What Was Wrong With v1

check the old version here: WhatsApp expense automation

v1 was an “all-in-one” service: WhatsApp session management, message parsing, OCR/AI calls, and Google Sheets writes lived in a single Node runtime. That meant:

  • Chromium as a hard dependency (fragile, slow to start, high RAM usage).
  • Single point of failure (one crash takes everything down).
  • Tight coupling between WhatsApp ingestion and business logic.
  • Operational friction for updates, restarts, and debugging.

What Changed In v2

v2 separates responsibilities:

  • GoWA (connector): maintains WhatsApp connectivity and emits events.
  • Go listener + parser (this project): receives webhooks, evaluates conditions, parses chat/media, and syncs to Google Sheets.
  • Webhook contract: both services communicate via HTTP webhooks (inbound events + outbound actions/acks).

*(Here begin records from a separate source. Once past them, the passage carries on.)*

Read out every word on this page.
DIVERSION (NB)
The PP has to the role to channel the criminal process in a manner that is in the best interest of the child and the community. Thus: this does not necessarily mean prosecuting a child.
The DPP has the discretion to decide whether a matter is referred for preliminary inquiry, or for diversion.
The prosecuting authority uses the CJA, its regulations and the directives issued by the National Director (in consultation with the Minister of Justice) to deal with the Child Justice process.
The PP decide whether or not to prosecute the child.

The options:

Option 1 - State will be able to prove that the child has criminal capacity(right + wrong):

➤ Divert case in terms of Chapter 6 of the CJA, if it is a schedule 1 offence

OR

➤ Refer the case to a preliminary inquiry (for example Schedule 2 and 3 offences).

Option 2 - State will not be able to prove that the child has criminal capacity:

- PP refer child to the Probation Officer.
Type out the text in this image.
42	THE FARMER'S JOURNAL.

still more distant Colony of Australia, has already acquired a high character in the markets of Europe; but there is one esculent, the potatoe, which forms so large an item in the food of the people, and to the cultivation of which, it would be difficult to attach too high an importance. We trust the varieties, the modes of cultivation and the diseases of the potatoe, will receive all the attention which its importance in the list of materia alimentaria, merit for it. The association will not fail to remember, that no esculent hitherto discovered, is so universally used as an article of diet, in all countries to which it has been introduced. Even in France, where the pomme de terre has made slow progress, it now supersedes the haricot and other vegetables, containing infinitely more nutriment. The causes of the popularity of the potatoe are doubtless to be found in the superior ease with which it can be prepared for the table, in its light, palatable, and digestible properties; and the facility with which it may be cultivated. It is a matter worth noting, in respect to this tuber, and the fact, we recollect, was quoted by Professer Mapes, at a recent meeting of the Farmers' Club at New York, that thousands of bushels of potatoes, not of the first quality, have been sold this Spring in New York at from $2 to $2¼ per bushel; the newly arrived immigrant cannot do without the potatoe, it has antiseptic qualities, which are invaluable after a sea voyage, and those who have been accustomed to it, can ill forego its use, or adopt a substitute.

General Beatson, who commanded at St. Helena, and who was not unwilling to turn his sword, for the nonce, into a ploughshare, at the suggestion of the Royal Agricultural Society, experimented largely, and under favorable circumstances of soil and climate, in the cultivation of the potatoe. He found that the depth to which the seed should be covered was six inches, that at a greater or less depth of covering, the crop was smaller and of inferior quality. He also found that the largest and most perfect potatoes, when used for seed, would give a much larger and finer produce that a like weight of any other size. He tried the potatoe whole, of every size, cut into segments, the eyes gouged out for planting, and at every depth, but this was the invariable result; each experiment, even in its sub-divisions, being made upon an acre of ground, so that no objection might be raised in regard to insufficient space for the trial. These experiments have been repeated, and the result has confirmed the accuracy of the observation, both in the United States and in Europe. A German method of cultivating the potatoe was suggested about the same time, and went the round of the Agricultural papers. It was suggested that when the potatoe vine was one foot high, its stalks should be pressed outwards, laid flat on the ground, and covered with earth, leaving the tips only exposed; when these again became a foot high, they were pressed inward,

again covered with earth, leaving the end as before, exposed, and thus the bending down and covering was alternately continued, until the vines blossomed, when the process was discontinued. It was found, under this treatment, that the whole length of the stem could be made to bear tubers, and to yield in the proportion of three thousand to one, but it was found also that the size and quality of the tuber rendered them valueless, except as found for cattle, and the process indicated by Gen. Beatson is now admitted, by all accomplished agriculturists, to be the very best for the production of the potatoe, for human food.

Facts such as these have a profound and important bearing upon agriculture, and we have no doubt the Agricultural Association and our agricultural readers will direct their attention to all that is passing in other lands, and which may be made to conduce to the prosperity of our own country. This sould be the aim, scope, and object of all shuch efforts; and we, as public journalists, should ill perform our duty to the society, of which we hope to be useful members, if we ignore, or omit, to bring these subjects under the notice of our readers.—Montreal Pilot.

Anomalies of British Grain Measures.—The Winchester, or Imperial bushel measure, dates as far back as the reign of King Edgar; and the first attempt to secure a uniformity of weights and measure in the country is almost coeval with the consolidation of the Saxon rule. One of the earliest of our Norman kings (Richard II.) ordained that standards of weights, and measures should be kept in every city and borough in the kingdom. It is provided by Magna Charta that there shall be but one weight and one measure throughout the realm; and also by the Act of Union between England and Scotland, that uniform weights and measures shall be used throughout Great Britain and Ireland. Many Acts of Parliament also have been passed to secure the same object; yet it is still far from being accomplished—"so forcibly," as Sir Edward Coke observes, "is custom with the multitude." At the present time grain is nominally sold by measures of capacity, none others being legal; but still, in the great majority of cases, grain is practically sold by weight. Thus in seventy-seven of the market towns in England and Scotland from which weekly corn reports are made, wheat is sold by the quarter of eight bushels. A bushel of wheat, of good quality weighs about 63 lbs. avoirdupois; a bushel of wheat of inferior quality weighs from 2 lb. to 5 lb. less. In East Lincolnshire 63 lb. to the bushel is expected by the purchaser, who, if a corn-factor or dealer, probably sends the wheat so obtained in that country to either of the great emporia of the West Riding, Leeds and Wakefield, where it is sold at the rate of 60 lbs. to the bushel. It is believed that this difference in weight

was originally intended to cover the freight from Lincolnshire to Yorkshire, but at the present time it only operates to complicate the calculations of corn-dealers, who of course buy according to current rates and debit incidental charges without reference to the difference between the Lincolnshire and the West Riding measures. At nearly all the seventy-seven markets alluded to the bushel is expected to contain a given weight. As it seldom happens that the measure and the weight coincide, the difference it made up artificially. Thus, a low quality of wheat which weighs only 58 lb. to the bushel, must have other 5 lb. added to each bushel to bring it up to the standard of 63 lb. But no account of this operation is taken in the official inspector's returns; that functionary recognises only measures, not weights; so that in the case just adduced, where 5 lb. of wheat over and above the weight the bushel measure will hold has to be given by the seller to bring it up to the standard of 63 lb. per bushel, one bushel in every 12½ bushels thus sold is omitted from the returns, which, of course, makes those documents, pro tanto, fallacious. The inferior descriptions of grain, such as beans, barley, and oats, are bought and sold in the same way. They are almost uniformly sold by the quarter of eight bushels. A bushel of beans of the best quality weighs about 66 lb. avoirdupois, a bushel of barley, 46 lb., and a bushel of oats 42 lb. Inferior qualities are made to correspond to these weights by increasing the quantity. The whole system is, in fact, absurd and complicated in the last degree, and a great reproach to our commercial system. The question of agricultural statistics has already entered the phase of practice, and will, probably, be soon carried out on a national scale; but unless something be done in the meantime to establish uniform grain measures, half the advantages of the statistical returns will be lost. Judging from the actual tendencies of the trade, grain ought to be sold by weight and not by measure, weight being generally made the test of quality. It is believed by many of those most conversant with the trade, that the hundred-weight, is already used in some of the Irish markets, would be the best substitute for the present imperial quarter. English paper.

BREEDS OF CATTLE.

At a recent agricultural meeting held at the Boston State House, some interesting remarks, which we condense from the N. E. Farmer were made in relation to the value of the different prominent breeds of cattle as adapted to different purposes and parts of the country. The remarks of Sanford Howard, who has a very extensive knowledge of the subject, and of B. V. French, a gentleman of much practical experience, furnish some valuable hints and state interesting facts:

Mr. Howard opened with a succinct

This keeps the WhatsApp transport layer and the business logic independent, making the whole pipeline easier to maintain.

Key Improvements

  • No browser automation: removes Puppeteer/Headless Chrome from the runtime entirely.
  • Lean resource profile: better fit for always-on deployment in a home lab.
  • Clear boundaries: connector vs. app logic, with webhooks as the interface.
  • Safer execution: the listener only runs when conditions match (e.g., allowed chats, commands, or message types).

Runtime Impact (Real Observability)

Reflection

The biggest takeaway from this rewrite was that architecture is a feature. The user experience stays the same—“log expenses by chatting”—but the system behind it is now built to be run continuously, observed, and improved without fighting its own dependencies.